Abstract

Power and energy is the first-class design constraint for multi-core processors and is a limiting factor for future-generation supercomputers. While modern processor design provides a wide range of mechanisms for power and energy optimization, it remains unclear how software can make the best use of them. This article presents a novel approach for runtime power optimization on modern multi-core systems. Our policy combines power capping and uncore frequency scaling to match the hardware power profile to the dynamically changing program behavior at runtime. We achieve this by employing reinforcement learning (RL) to automatically explore the energy-performance optimization space from training programs, learning the subtle relationships between the hardware power profile, the program characteristics, power consumption and program running times.

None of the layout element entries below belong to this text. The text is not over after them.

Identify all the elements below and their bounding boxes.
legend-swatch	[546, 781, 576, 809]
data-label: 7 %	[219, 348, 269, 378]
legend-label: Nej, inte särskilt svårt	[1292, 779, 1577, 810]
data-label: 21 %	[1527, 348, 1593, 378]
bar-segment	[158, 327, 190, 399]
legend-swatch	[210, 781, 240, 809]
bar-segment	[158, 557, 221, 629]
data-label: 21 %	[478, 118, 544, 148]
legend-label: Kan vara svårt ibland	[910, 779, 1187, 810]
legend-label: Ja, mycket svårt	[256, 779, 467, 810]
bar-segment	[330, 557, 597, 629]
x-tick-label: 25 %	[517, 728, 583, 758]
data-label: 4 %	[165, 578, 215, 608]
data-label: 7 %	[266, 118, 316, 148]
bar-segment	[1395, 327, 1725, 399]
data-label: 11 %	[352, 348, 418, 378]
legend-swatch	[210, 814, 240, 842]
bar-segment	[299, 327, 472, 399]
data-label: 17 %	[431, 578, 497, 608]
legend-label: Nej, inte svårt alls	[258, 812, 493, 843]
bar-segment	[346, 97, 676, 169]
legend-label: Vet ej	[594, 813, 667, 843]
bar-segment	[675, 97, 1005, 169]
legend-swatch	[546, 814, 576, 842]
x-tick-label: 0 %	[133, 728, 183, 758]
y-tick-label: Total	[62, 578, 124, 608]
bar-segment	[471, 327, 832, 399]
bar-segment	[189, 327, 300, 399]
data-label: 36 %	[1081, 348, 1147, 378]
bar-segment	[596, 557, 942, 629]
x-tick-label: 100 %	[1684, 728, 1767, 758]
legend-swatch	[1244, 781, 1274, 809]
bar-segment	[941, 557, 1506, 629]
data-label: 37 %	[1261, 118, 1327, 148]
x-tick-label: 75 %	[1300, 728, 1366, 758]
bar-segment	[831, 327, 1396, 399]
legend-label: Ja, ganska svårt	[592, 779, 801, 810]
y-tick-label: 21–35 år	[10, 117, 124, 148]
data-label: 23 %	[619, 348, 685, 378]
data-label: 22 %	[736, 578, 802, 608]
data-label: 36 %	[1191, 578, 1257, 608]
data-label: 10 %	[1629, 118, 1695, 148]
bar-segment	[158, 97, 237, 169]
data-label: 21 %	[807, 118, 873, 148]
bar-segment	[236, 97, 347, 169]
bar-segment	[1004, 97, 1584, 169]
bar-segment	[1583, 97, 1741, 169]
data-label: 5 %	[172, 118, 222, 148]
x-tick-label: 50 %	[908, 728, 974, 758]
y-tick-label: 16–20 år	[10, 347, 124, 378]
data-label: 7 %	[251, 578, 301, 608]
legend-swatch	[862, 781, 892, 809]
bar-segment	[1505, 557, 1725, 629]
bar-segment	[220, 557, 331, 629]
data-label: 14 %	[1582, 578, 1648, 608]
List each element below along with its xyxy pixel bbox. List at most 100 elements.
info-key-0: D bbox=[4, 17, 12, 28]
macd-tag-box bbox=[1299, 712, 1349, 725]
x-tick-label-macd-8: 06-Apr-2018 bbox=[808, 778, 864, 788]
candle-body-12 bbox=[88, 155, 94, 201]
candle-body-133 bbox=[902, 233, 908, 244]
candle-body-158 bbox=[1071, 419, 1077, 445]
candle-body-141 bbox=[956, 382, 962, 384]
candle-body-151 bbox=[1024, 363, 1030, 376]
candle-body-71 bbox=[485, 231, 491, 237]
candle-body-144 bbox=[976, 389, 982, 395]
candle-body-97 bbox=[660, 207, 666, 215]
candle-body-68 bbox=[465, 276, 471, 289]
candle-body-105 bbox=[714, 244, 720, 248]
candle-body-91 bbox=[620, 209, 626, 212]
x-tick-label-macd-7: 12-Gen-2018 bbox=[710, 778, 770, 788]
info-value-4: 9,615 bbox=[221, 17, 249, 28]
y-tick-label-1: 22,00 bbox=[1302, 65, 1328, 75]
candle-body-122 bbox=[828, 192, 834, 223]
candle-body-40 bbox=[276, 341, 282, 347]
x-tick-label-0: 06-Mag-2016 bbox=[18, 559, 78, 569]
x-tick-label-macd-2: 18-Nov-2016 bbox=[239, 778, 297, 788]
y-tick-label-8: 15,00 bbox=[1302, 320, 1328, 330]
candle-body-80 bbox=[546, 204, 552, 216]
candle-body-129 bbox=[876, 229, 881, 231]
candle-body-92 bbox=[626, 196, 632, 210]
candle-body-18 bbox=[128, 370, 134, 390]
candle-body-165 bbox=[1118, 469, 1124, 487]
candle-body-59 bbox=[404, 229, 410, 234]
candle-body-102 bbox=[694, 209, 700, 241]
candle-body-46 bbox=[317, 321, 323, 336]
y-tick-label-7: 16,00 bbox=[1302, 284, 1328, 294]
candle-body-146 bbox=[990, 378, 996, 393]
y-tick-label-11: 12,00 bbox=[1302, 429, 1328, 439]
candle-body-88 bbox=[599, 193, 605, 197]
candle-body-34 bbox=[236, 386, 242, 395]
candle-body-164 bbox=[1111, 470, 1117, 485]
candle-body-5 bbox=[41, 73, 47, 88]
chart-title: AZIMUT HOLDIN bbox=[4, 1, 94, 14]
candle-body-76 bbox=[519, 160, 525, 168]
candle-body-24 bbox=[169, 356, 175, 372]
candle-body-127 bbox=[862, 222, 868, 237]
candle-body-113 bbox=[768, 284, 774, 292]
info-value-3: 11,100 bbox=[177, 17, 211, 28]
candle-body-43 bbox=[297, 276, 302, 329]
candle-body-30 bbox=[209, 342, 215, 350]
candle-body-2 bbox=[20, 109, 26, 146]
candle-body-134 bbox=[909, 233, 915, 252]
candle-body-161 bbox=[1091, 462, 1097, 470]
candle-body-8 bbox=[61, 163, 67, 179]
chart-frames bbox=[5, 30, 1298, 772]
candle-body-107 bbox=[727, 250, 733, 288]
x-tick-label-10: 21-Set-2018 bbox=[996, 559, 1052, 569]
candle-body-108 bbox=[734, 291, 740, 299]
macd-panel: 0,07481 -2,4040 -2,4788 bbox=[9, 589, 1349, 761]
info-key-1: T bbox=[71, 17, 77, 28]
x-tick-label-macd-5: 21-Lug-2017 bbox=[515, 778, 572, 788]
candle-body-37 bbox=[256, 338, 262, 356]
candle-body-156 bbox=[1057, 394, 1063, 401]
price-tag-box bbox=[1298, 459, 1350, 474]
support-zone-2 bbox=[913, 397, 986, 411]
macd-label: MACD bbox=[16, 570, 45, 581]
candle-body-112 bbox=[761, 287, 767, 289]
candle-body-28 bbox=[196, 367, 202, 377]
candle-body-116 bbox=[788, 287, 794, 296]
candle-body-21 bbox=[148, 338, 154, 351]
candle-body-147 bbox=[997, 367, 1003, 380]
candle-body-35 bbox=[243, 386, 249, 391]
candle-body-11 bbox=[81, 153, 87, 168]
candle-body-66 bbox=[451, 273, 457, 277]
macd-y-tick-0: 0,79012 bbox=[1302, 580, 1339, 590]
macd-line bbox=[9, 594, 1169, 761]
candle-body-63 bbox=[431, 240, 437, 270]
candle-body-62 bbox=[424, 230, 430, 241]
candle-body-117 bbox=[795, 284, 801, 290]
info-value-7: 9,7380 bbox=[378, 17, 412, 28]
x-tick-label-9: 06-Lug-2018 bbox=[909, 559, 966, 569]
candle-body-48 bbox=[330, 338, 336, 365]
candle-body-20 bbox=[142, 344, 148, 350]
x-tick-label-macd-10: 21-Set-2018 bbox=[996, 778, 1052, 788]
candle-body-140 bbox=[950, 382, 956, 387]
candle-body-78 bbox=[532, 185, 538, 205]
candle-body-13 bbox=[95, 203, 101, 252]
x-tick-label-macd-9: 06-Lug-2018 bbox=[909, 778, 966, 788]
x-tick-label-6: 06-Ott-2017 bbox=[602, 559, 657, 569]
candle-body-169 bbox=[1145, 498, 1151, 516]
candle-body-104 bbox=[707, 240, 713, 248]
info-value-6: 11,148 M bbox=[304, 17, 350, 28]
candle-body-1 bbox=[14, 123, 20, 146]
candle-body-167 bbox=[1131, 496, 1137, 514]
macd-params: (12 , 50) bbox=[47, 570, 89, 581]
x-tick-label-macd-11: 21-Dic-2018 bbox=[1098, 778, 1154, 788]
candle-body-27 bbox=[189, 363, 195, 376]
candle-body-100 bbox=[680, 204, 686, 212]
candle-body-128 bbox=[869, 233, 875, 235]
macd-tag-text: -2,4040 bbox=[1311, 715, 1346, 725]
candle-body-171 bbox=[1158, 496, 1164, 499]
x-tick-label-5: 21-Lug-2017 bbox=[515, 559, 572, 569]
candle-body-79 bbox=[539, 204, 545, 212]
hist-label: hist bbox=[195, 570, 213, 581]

Our RL framework then uses the learned knowledge to adapt the chip's power budget and uncore frequency to match the changing program phases for any new, previously unseen program. We evaluate our approach on two computing clusters by applying our techniques to 11 parallel programs that were not seen by our RL framework at the training stage. Experimental results show that our approach can reduce the system-level energy consumption by 12 percent, on average, with less than 3 percent of slowdown on the application performance. By lowering the uncore frequency to leave more energy budget to allow the processor cores to run at a higher frequency, our approach can reduce the energy consumption by up to 17 percent while improving the application performance by 5 percent for specific workloads.